Yun House, the hotel’s award-winning Chinese restaurant, has floor-to-ceiling windows that command views of the KLCC Park below, and is accented by bold colours and textured fabric. Image Credit: NRY Architects

“The view was the primary consideration for planning this development, which was achieved through the orientation of the podium and by positioning the tower to respond to the view. Most units were arranged to have the expansive view towards the park and the twin towers,” says Yew.

Four Seasons Place Kuala Lumpur opened its doors in July 2018. Technology has been instrumental in facilitating building maintenance and hotel operations since. For instance, a German-made telescopic arm gondola atop the lift core on the topmost floor eases aerial work for glass cleaning crews.

The building has also gone above and beyond in its fire prevention efforts. In the retail podium and hotel ballrooms, a performance-based extraction system quickly sucks out smoke from fires while fire roller shutters automatically activate during incidents. A fire refuge floor is available.

Occupying the six bottom levels of the building, the 273,265-sq ft retail podium known as the Shoppes at Four Seasons Place receives guests first.
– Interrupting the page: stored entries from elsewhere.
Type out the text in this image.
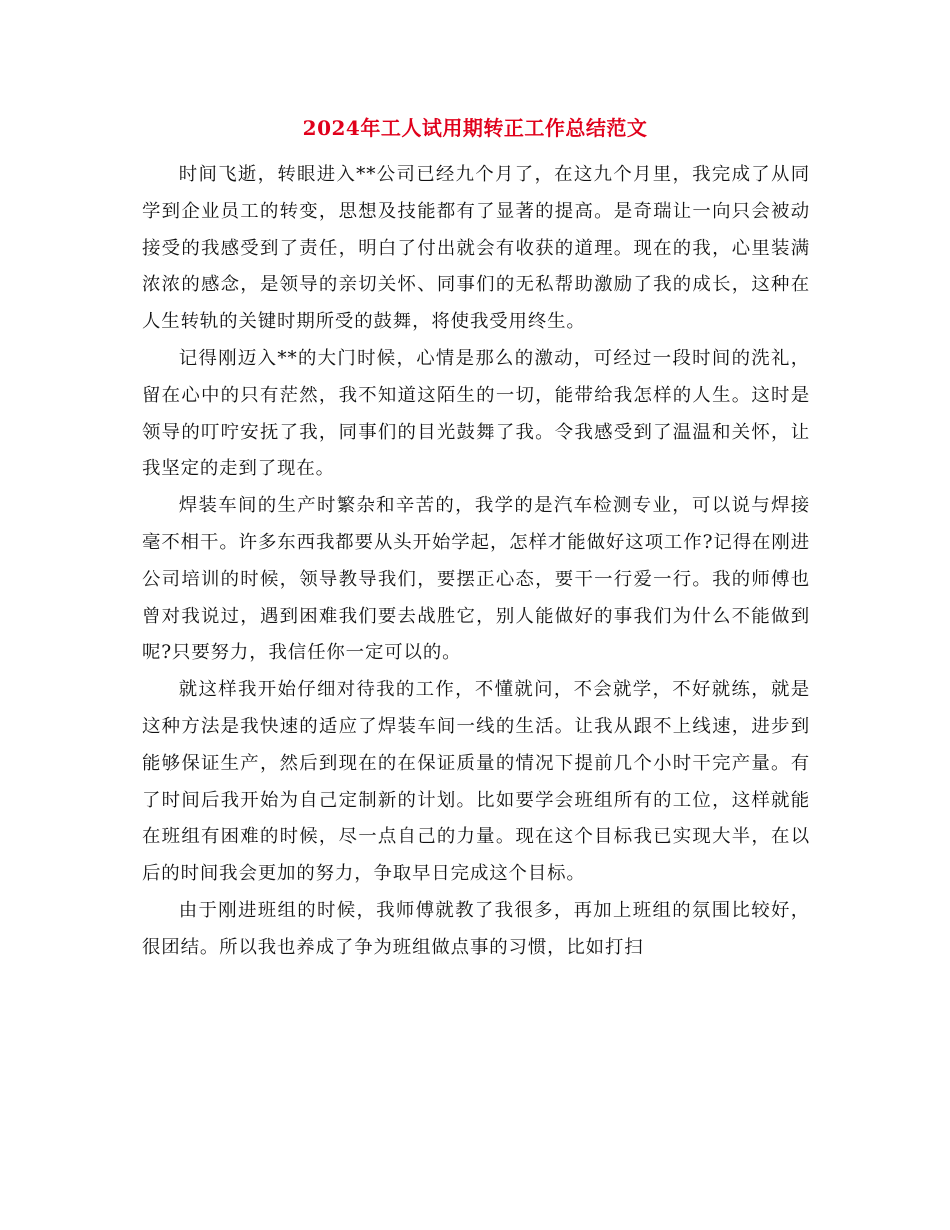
2024年工人试用期转正工作总结范文

时间飞逝，转眼进入**公司已经九个月了，在这九个月里，我完成了从同学到企业员工的转变，思想及技能都有了显著的提高。是奇瑞让一向只会被动接受的我感受到了责任，明白了付出就会有收获的道理。现在的我，心里装满浓浓的感念，是领导的亲切关怀、同事们的无私帮助激励了我的成长，这种在人生转轨的关键时期所受的鼓舞，将使我受用终生。

记得刚迈入**的大门时候，心情是那么的激动，可经过一段时间的洗礼，留在心中的只有茫然，我不知道这陌生的一切，能带给我怎样的人生。这时是领导的叮咛安抚了我，同事们的目光鼓舞了我。令我感受到了温温和关怀，让我坚定的走到了现在。

焊装车间的生产时繁杂和辛苦的，我学的是汽车检测专业，可以说与焊接毫不相干。许多东西我都要从头开始学起，怎样才能做好这项工作?记得在刚进公司培训的时候，领导教导我们，要摆正心态，要干一行爱一行。我的师傅也曾对我说过，遇到困难我们要去战胜它，别人能做好的事我们为什么不能做到呢?只要努力，我信任你一定可以的。

就这样我开始仔细对待我的工作，不懂就问，不会就学，不好就练，就是这种方法是我快速的适应了焊装车间一线的生活。让我从跟不上线速，进步到能够保证生产，然后到现在的在保证质量的情况下提前几个小时干完产量。有了时间后我开始为自己定制新的计划。比如要学会班组所有的工位，这样就能在班组有困难的时候，尽一点自己的力量。现在这个目标我已实现大半，在以后的时间我会更加的努力，争取早日完成这个目标。

由于刚进班组的时候，我师傅就教了我很多，再加上班组的氛围比较好，很团结。所以我也养成了争为班组做点事的习惯，比如打扫
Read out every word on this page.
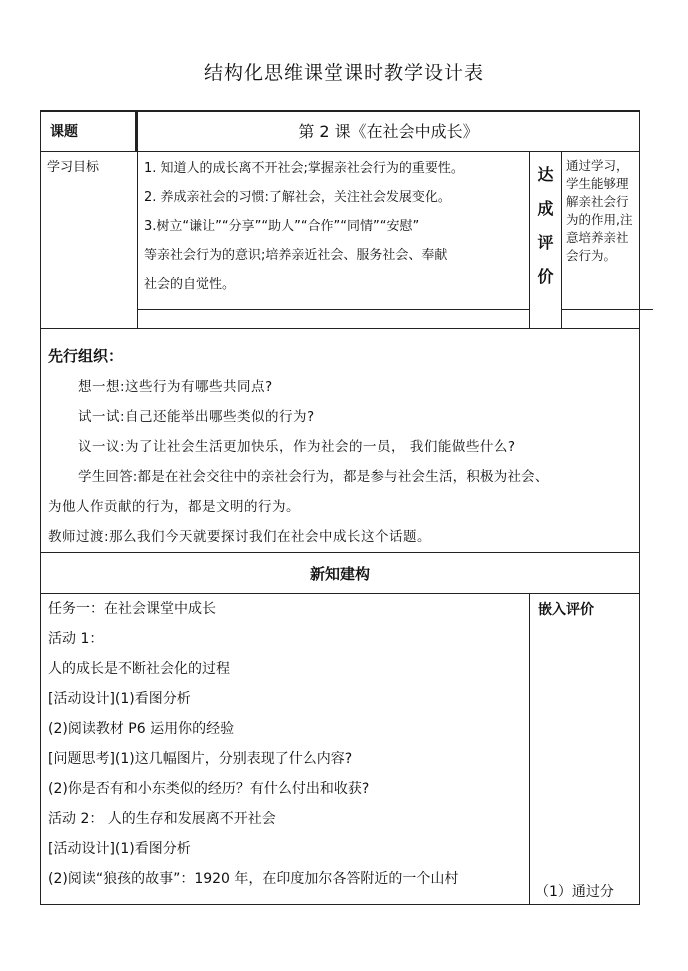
结构化思维课堂课时教学设计表
课题	第 2 课《在社会中成长》
学习目标	1. 知道人的成长离不开社会;掌握亲社会行为的重要性。
2. 养成亲社会的习惯:了解社会，关注社会发展变化。
3.树立“谦让”“分享”“助人”“合作”“同情”“安慰”
等亲社会行为的意识;培养亲近社会、服务社会、奉献
社会的自觉性。
达
成
评
价
通过学习，学生能够理解亲社会行为的作用,注意培养亲社会行为。
先行组织：

想一想:这些行为有哪些共同点?

试一试:自己还能举出哪些类似的行为?

议一议:为了让社会生活更加快乐，作为社会的一员， 我们能做些什么?

学生回答:都是在社会交往中的亲社会行为，都是参与社会生活，积极为社会、

为他人作贡献的行为，都是文明的行为。

教师过渡:那么我们今天就要探讨我们在社会中成长这个话题。

新知建构

任务一：在社会课堂中成长

活动 1：

人的成长是不断社会化的过程

[活动设计](1)看图分析

(2)阅读教材 P6 运用你的经验

[问题思考](1)这几幅图片，分别表现了什么内容?

(2)你是否有和小东类似的经历？有什么付出和收获?

活动 2： 人的生存和发展离不开社会

[活动设计](1)看图分析

(2)阅读“狼孩的故事”：1920 年，在印度加尔各答附近的一个山村

嵌入评价
（1）通过分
From the ground floor, guests are taken to the hotel lobby on Level 6B, located next to The Lounge, an English afternoon tea spot inspired by Malaysian inner courtyards. The hotel rooms go up to the 18th level, followed by the serviced apartments until the 21st.

The hotel lobby on the sixth level is situated adjacent to the lounge (right), a gathering place for guests to sip traditional English high tea or chow down on a fusion of Asian and Western cuisine amid a collection of artefacts. The base of the building is devoted to the shoppes at four seasons place (left), which offer six floors of luxury retail experiences. Guests can sample international buffet at curate (bottom), an all-day dining outlet where chefs prepare local and western cuisine in a show kitchen while glass art installations and mirrored design flourishes surround diners. Image Credits: NRY Architects

Private residential units occupy the topmost floors, from level 22. Since launching in 2013, the Four Seasons-branded residences have been sold to home seekers from China, Indonesia, Japan, Singapore, South Korea and Taiwan. Layouts range anywhere from 1,098-sq ft, one-bedroom executive homes to 7,039-sq ft, five-bedroom units with private lift foyers or the 11,894-sq ft, seven-bedroom penthouse with private pool.

Malaysia continues to churn out skyscrapers. The Exchange 106 building, which finally supplanted the Petronas as Malaysia’s tallest last year, is expected to cede its title to the 635-metre-tall Merdeka 118 development in 2021.

Four Seasons Place Kuala Lumpur remains among the tallest hotel buildings on earth. Housing some of the city’s most photogenic, experiential spots, the building is long past skyline watchers’ pissing matches though.

“The distinguished brand name of Four Seasons and its primary location in the KLCC district strike a chord in me,” says Yew. “Its strategic location, along with its convenience and permeability, makes the Four Seasons Place an apt architectural endeavour we have ventured in.”